What really is machine learning?

What really is machine learning?

In order to grasp the actual nature of machine learning, and be ready to understand how those fancy and popular Generative AI tools really work, we’re gonna start with some basics – let’s try to understand how does classical software work.

Every single (classical) computer program, regardless of programming language that had been used to implement it, works more-or-less the same way:

  1. It takes some input data
  2. It transforms the input data
  3. It returns output data

The second step in the process – transformation of the data – is obviously the crucial part, and we even have a name for it – an algorithm.

An algorithm is simply a well-defined recipe that our computer follows step-by-step in order to produce output data (on the basis of input data).

Just like you have a cooking recipe: you have well-defined list of ingredients (input data), you have a step-by-step process of how to manipulate the ingredients (algorithm) to finally achieve desired dish (output data).

There are plenty of well-known algorithms, from simplest academic-grade sorting algorithms to very sophisticated ones like for example FFT (fast-fourier transformation) or RSA cryptography.
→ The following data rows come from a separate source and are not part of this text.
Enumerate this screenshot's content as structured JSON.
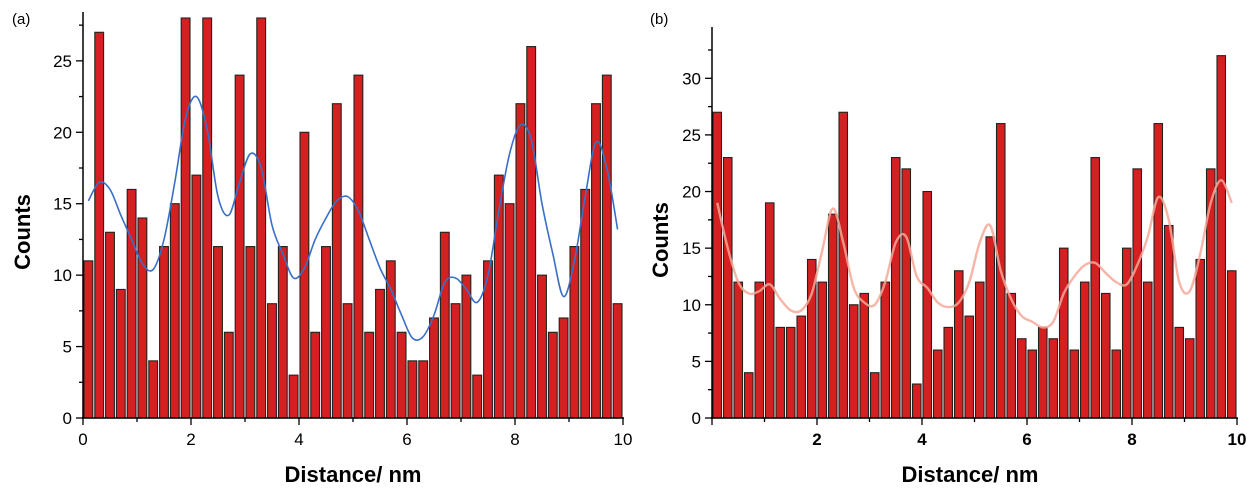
{
  "colors": {
    "bar": "#d42020",
    "bar_edge": "#222222",
    "fit_a": "#3a6fc8",
    "fit_b": "#f4a898"
  },
  "chart_data": [
    {
      "panel_label": "(a)",
      "type": "bar",
      "xlabel": "Distance/ nm",
      "ylabel": "Counts",
      "xlim": [
        0,
        10
      ],
      "ylim": [
        0,
        28
      ],
      "x_ticks": [
        "0",
        "2",
        "4",
        "6",
        "8",
        "10"
      ],
      "y_ticks": [
        "0",
        "5",
        "10",
        "15",
        "20",
        "25"
      ],
      "x": [
        0.1,
        0.3,
        0.5,
        0.7,
        0.9,
        1.1,
        1.3,
        1.5,
        1.7,
        1.9,
        2.1,
        2.3,
        2.5,
        2.7,
        2.9,
        3.1,
        3.3,
        3.5,
        3.7,
        3.9,
        4.1,
        4.3,
        4.5,
        4.7,
        4.9,
        5.1,
        5.3,
        5.5,
        5.7,
        5.9,
        6.1,
        6.3,
        6.5,
        6.7,
        6.9,
        7.1,
        7.3,
        7.5,
        7.7,
        7.9,
        8.1,
        8.3,
        8.5,
        8.7,
        8.9,
        9.1,
        9.3,
        9.5,
        9.7,
        9.9
      ],
      "values": [
        11,
        27,
        13,
        9,
        16,
        14,
        4,
        12,
        15,
        28,
        17,
        28,
        12,
        6,
        24,
        12,
        28,
        8,
        12,
        3,
        20,
        6,
        12,
        22,
        8,
        24,
        6,
        9,
        11,
        6,
        4,
        4,
        7,
        13,
        8,
        10,
        3,
        11,
        17,
        15,
        22,
        26,
        10,
        6,
        7,
        12,
        16,
        22,
        24,
        8
      ],
      "fit": {
        "x": [
          0.1,
          0.3,
          0.5,
          0.7,
          0.9,
          1.1,
          1.3,
          1.5,
          1.7,
          1.9,
          2.1,
          2.3,
          2.5,
          2.7,
          2.9,
          3.1,
          3.3,
          3.5,
          3.7,
          3.9,
          4.1,
          4.3,
          4.5,
          4.7,
          4.9,
          5.1,
          5.3,
          5.5,
          5.7,
          5.9,
          6.1,
          6.3,
          6.5,
          6.7,
          6.9,
          7.1,
          7.3,
          7.5,
          7.7,
          7.9,
          8.1,
          8.3,
          8.5,
          8.7,
          8.9,
          9.1,
          9.3,
          9.5,
          9.7,
          9.9
        ],
        "y": [
          15.2,
          16.5,
          16,
          14.2,
          12.5,
          10.8,
          10.4,
          12.5,
          16.5,
          21,
          22.5,
          20.2,
          15.5,
          14.2,
          16.5,
          18.5,
          17.5,
          13.5,
          11.5,
          9.8,
          10.5,
          12.5,
          14,
          15.2,
          15.5,
          14.5,
          12.5,
          10.5,
          9,
          7.2,
          5.6,
          5.7,
          7.2,
          9.5,
          9.8,
          9,
          8.1,
          10,
          14.5,
          18.5,
          20.5,
          19.5,
          15,
          11.5,
          8.5,
          11,
          15.5,
          19.3,
          17.5,
          13.2
        ]
      }
    },
    {
      "panel_label": "(b)",
      "type": "bar",
      "xlabel": "Distance/ nm",
      "ylabel": "Counts",
      "xlim": [
        0,
        10
      ],
      "ylim": [
        0,
        34
      ],
      "x_ticks": [
        "2",
        "4",
        "6",
        "8",
        "10"
      ],
      "y_ticks": [
        "0",
        "5",
        "10",
        "15",
        "20",
        "25",
        "30"
      ],
      "x": [
        0.1,
        0.3,
        0.5,
        0.7,
        0.9,
        1.1,
        1.3,
        1.5,
        1.7,
        1.9,
        2.1,
        2.3,
        2.5,
        2.7,
        2.9,
        3.1,
        3.3,
        3.5,
        3.7,
        3.9,
        4.1,
        4.3,
        4.5,
        4.7,
        4.9,
        5.1,
        5.3,
        5.5,
        5.7,
        5.9,
        6.1,
        6.3,
        6.5,
        6.7,
        6.9,
        7.1,
        7.3,
        7.5,
        7.7,
        7.9,
        8.1,
        8.3,
        8.5,
        8.7,
        8.9,
        9.1,
        9.3,
        9.5,
        9.7,
        9.9
      ],
      "values": [
        27,
        23,
        12,
        4,
        12,
        19,
        8,
        8,
        9,
        14,
        12,
        18,
        27,
        10,
        11,
        4,
        12,
        23,
        22,
        3,
        20,
        6,
        8,
        13,
        9,
        12,
        16,
        26,
        11,
        7,
        6,
        8,
        7,
        15,
        6,
        12,
        23,
        11,
        6,
        15,
        22,
        12,
        26,
        17,
        8,
        7,
        14,
        22,
        32,
        13
      ],
      "fit": {
        "x": [
          0.1,
          0.3,
          0.5,
          0.7,
          0.9,
          1.1,
          1.3,
          1.5,
          1.7,
          1.9,
          2.1,
          2.3,
          2.5,
          2.7,
          2.9,
          3.1,
          3.3,
          3.5,
          3.7,
          3.9,
          4.1,
          4.3,
          4.5,
          4.7,
          4.9,
          5.1,
          5.3,
          5.5,
          5.7,
          5.9,
          6.1,
          6.3,
          6.5,
          6.7,
          6.9,
          7.1,
          7.3,
          7.5,
          7.7,
          7.9,
          8.1,
          8.3,
          8.5,
          8.7,
          8.9,
          9.1,
          9.3,
          9.5,
          9.7,
          9.9
        ],
        "y": [
          19,
          15,
          12,
          11,
          11.2,
          11.8,
          10.5,
          9.5,
          9.5,
          11,
          14.8,
          18.5,
          15.5,
          11.5,
          10.2,
          10,
          12,
          15.5,
          16,
          12.5,
          11.5,
          10.2,
          9.8,
          10.2,
          12,
          15.5,
          17,
          13,
          10.5,
          9,
          8.5,
          8,
          8.5,
          11,
          12.5,
          13.5,
          13.7,
          12.8,
          12,
          11.8,
          13.5,
          16,
          19.5,
          17.5,
          12,
          11.2,
          14.5,
          19,
          21,
          19
        ]
      }
    }
  ]
}
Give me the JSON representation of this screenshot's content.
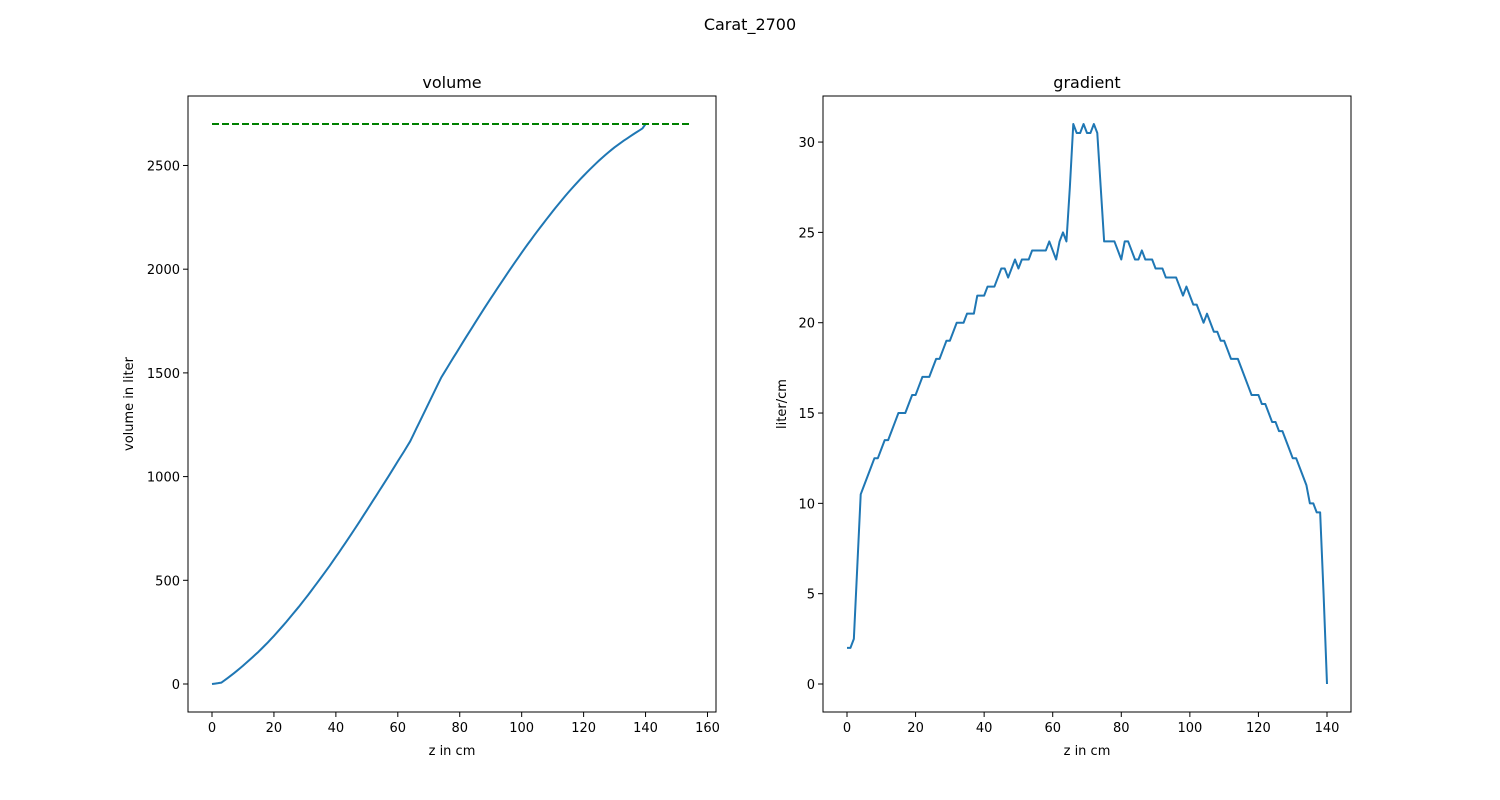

Algorithms are brains of the software we use. And we can obviously combine those algorithms together to build really outstanding software (pick whatever you like: operating system like Windows or Linux, Adobe Photoshop, Excel, or maybe latest Call of Duty).

However, there are types of problems and use cases where classical algorithms are failing, either because we still didn’t discovered an algorithm for solving given problem (in reasonable computing time), or because the given task is non-algorithmic (meaning that we know that those kind of problems cannot be solved be a specific set of rules).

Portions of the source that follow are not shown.